Как я и предполагал, всех действующих лиц в спектаклях сыграл я сам... а точнее, моя душа, или актёрская рубашка. Ну, как в том "Ревизоре", на который я вместе с Чичиковым и Собакевичем дивовался.
– - Ты, Ваня, в эту глубину не лезь, -- говорил Алаторцев.
– - Полной душой станешь -- сразу всё поймёшь. Всё это игра разума твоей души, её творческий бенефис. Оно ведь дело известное: актёрская рубашка характерные роли любит. Ей бы всё с человеческим сознанием играться, растягивать его по разным углам туды-сюды, да по тёмным закоулкам распихивать, да в мрачные тупики загонять -- обычная история. Смирись, раз уж в актёрской рубашке родился.
– - Я тоже так думаю: никакого умысла,-- добавила Ольга.
– - Рубашка не хотела над тобой поиздеваться или больней ударить. Это просто драматургия.
– - Хотя, конечно, какой-то тайный смысл имеется...
– - задумчиво сказал Николай Сергеевич.
– - Что-то есть...
– - А Ксению и детей сама Синичка сыграла, ты знаешь?

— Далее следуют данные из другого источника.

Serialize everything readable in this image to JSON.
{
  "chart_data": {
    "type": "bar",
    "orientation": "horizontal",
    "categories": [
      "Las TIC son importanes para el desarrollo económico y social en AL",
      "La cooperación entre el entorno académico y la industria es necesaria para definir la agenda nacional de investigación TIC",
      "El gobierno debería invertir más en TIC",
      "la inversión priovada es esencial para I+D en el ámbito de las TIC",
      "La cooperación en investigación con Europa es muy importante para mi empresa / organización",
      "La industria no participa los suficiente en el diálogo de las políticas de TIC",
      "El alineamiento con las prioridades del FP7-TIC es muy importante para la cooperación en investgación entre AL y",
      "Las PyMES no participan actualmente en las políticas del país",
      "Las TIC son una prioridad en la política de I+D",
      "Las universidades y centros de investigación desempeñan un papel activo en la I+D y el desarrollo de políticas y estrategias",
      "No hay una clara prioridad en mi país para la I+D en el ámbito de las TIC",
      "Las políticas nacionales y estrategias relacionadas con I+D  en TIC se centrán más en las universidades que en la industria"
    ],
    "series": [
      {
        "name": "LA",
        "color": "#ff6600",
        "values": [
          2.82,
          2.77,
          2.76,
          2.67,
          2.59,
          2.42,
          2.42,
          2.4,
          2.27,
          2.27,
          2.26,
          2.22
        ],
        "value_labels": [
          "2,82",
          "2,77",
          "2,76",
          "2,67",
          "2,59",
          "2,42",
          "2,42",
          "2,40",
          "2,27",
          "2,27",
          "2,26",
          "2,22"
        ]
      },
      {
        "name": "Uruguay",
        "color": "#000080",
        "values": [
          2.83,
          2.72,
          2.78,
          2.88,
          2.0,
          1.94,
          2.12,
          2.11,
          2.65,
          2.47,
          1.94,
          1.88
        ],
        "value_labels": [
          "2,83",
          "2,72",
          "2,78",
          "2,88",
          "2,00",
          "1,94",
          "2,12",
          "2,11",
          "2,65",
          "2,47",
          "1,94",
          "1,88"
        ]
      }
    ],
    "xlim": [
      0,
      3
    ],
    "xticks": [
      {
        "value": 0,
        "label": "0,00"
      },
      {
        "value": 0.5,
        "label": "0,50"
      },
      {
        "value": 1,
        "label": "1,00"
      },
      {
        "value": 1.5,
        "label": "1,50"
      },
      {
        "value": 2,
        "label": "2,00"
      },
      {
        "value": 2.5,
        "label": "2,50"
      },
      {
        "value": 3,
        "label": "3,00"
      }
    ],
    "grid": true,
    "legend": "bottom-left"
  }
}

– - спросила Ольга и насмешливо добавила: -- А ты что думал: ты один в вашей семье актёр?.. Мужчина актёром может и не быть, а женщина актрисой быть обязана. Нам по природе положено.
Кто бы сомневался.
– - Я так и понял... А сегодня она зачем детей изобразила?
– - Ну как... согласись, детишки талантливо спели о маме... Так трогательно... У меня сердце чуть не оборвалось... Столько боли в глазах... Представь, как это страшно, когда знаешь, что тебе никогда не суждено родиться...
– - Оль, не морочь Ивану голову, -- устало буркнул Алаторцев.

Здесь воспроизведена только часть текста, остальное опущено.